On Wed, Apr 4, 2018 at 3:15 PM, Ryan Hurst via dev-security-policy <
[email protected]> wrote:

> Some thoughts:
>
> 1 - Should additional text be included to mandate strong cipher suites (
> http://unmitigatedrisk.com/?p=543) be used; it is not uncommon for me to
> find PKCS#12s with very weak cryptographic algorithms in use. Such guidance
> would be limited by Windows which does not support modern cryptographic
> algorithms for key protection but having some standard would be better than
> none though it would potentially hurt interoperability for those use cases
> if the chosen suites were not uniform.
>
> Do we even need the section on PKCS12? It seems like an edge case to me.

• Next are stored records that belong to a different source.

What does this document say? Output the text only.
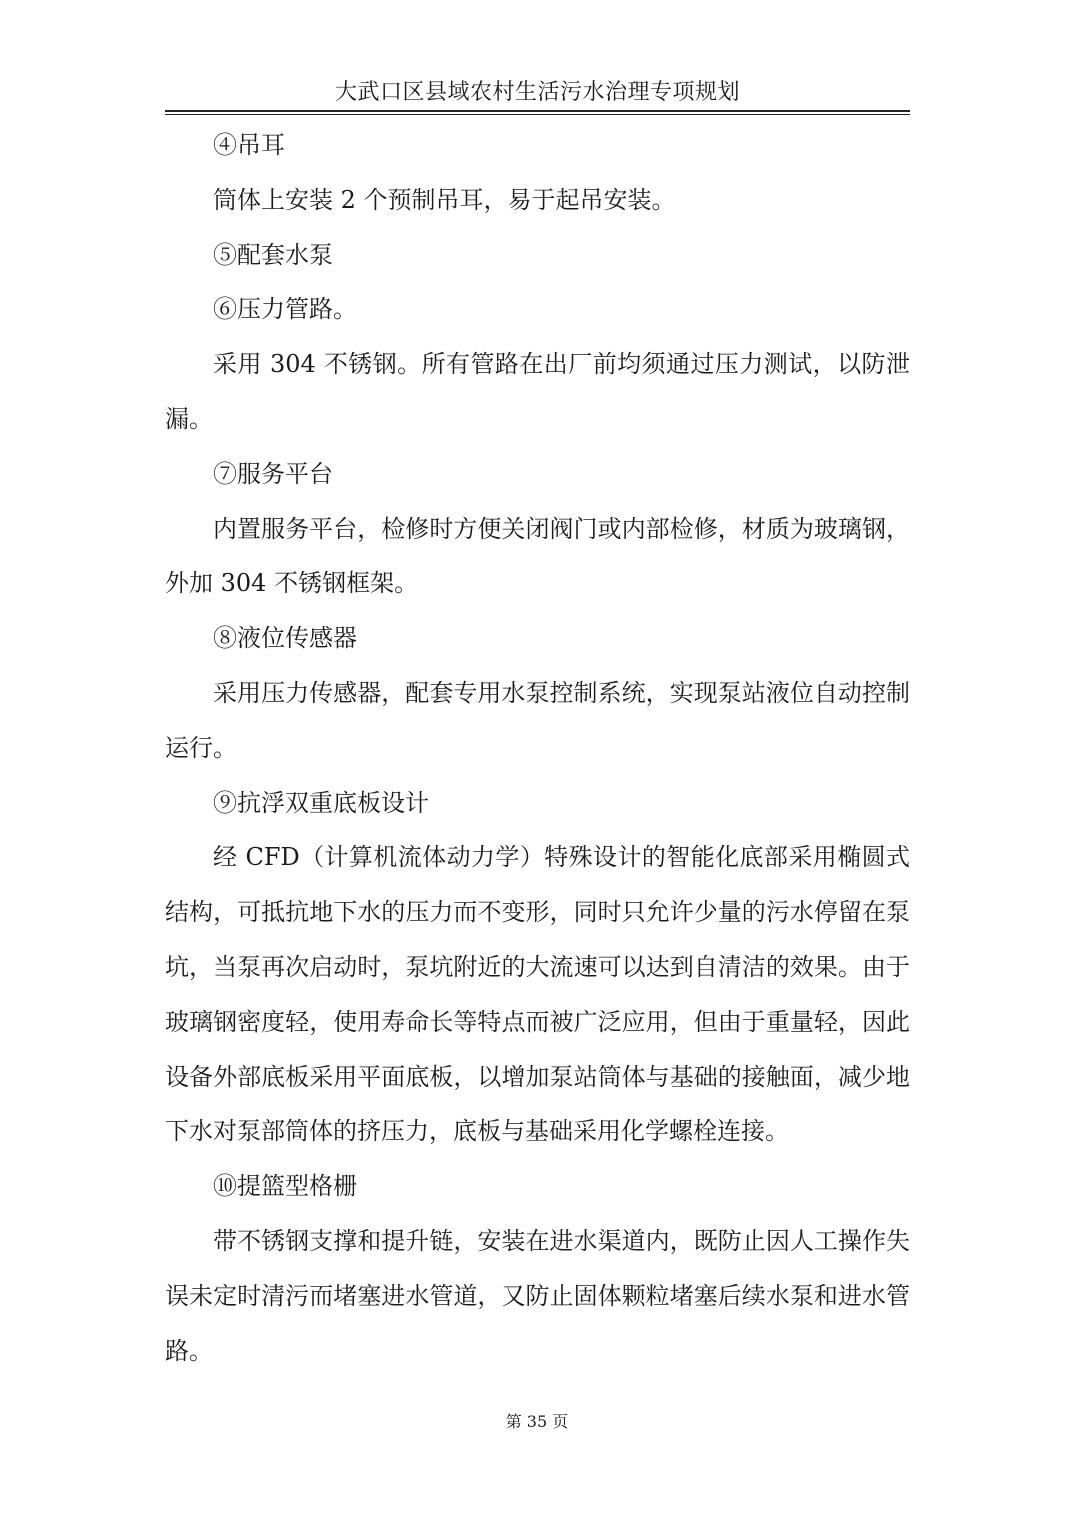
大武口区县域农村生活污水治理专项规划

④吊耳

筒体上安装 2 个预制吊耳，易于起吊安装。

⑤配套水泵

⑥压力管路。

采用 304 不锈钢。所有管路在出厂前均须通过压力测试，以防泄漏。

⑦服务平台

内置服务平台，检修时方便关闭阀门或内部检修，材质为玻璃钢，外加 304 不锈钢框架。

⑧液位传感器

采用压力传感器，配套专用水泵控制系统，实现泵站液位自动控制运行。

⑨抗浮双重底板设计

经 CFD（计算机流体动力学）特殊设计的智能化底部采用椭圆式结构，可抵抗地下水的压力而不变形，同时只允许少量的污水停留在泵坑，当泵再次启动时，泵坑附近的大流速可以达到自清洁的效果。由于玻璃钢密度轻，使用寿命长等特点而被广泛应用，但由于重量轻，因此设备外部底板采用平面底板，以增加泵站筒体与基础的接触面，减少地下水对泵部筒体的挤压力，底板与基础采用化学螺栓连接。

⑩提篮型格栅

带不锈钢支撑和提升链，安装在进水渠道内，既防止因人工操作失误未定时清污而堵塞进水管道，又防止固体颗粒堵塞后续水泵和进水管路。

第 35 页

2 - Should additional text be included to mandate the that CA resellers
> cannot be used as an escape to this requirement; e.g. today A CA may simply
> rely on a third-party to implement this practice to stay in conformance
> with the policy.
>
> I'm of the opinion, as expressed by others in the Trustico thread, that we
should not attempt to set policy for resellers. It would be quite difficult
to enforce, and as you pointed out in that thread, quite difficult to
distinguish a reseller that is also managing the certificate (e.g. a
hosting provider).

3 - Should additional text be included to require that the user provide
> part or all of the secrete used as the "password" on the PKCS#12 file and
> that CA cannot store the user provided value?